Das Versagen von Medien hilft Terroristen
Da WhatsApp schneller ist als traditionelle Medien, gab es sofort Gerüchte und sofort erste Schlüsse. Ein Anschlag am Schwedenplatz musste quasi bedeuten, dass eine Synagoge angegriffen wird. Am Ende war es anders: Die Täter haben eben nicht eine Religion attackiert. Und anders als bei den meisten Terroranschlägen ist dieser geradezu stümperhaft inszeniert. Keine Videos, keine Drohung, kein Bekennerschreiben, keine großen “Erfolge” für die Terroristen. Ihr einziger Lichtblick war, dass sich ein Medium gefunden hat, das Überwachungsvideos des ersten Mordes veröffentlicht, weil journalistische Ethik dort abgeschafft ist.
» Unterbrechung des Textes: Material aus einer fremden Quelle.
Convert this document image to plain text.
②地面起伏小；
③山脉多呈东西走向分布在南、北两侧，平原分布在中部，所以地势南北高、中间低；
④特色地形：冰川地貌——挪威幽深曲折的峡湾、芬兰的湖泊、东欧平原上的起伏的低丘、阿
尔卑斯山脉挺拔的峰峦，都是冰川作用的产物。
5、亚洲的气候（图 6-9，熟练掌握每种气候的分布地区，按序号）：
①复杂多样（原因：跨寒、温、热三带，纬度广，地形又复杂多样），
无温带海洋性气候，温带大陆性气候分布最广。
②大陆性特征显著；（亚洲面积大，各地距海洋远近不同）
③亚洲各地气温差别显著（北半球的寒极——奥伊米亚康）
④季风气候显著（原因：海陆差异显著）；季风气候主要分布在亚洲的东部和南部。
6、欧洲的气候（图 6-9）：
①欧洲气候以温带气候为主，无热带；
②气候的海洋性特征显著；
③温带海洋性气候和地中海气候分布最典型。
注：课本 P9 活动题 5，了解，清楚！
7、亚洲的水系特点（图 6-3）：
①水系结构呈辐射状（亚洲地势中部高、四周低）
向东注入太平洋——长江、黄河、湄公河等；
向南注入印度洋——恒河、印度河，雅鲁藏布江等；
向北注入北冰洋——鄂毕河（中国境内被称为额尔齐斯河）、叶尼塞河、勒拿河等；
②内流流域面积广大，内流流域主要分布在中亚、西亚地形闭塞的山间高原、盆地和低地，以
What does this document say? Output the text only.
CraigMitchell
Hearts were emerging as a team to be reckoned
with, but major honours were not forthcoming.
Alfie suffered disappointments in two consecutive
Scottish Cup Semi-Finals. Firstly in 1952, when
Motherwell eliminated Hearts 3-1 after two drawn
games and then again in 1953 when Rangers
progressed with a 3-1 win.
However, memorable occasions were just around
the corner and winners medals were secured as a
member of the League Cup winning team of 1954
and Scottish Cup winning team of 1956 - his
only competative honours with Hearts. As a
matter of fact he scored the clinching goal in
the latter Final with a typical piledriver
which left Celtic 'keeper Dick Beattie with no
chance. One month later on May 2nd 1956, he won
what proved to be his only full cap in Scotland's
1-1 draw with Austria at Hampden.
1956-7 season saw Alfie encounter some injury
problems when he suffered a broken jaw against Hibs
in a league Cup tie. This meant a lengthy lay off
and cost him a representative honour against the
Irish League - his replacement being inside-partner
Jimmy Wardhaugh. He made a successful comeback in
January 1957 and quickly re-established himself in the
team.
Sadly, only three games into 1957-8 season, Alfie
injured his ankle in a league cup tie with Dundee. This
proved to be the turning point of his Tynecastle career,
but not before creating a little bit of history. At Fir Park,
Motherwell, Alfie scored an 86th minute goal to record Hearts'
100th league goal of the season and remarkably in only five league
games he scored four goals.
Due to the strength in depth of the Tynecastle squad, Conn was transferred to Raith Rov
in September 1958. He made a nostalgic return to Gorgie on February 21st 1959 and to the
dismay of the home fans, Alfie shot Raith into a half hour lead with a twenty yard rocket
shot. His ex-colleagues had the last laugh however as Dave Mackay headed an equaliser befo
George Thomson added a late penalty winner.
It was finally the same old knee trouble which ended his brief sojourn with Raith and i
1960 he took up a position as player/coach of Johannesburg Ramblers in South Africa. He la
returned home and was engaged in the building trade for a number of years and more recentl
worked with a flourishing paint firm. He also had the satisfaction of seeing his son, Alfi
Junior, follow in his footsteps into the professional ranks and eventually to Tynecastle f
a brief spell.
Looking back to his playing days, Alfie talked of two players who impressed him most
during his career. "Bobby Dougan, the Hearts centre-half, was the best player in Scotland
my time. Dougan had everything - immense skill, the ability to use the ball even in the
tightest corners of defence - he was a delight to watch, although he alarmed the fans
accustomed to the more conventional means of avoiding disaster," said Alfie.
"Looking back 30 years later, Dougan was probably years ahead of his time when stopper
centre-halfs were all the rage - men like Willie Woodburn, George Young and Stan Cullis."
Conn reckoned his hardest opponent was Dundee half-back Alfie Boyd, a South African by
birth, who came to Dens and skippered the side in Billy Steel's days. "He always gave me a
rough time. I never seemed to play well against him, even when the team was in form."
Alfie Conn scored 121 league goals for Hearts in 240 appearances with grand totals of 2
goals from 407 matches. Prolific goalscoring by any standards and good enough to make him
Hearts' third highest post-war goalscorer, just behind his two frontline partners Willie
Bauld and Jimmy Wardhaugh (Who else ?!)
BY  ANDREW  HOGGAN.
Dieses Video hat mich ziemlich verstört zurückgelassen. Aber damit haben die Terroristen auch schon ihren einzigen Sieg. Sie greifen bewusst keine Politiker an, keine kritische Infrastruktur. Sondern einfach nur Menschen, die am letzten Tag vor dem Lockdown einen netten Abend mit Freunden verbringen wollen. Das ist ein Angriff auf unsere Freiheit, unsere Lebensweise, unsere Kultur und den Spaß am Leben. Und das sollten wir uns nicht nehmen lassen - auch nicht durch verstörende Bilder, die nur furchtbare Sender veröffentlichen.
Eine neue Erzählung
Ich hab auch keine Ahnung, wie wir das Terrorismus-Problem lösen oder wie wir jetzt weiter tun sollen. Aber ich glaube, ein guter Anfang ist, wenn wir die Geschichte richtig erzählen. Nämlich nicht so, dass die Terroristen gewonnen haben und wir Angst haben müssen. Vielleicht eher so:
Am 2. November 2020 hat ein schwer bewaffneter Terrorist versucht, so viel Angst und Schrecken zu verbreiten wie möglich. Trotz Sturmgewehren, die unglaublich effizient töten können, ist die Zahl der Todesopfer niedrig. Ein Wiener Anrainer, der ihm stellvertretend für uns alle sagte, was das ganze Land von ihm denkt: “Schleich di, du Oaschloch.” Das und die Polizeisirenen waren das Letzte, was er hören konnte, bevor er erschossen wurde. Zwischen dem ersten Mord am Schwedenplatz und dem Tod des Attentäters lagen etwa neun Minuten.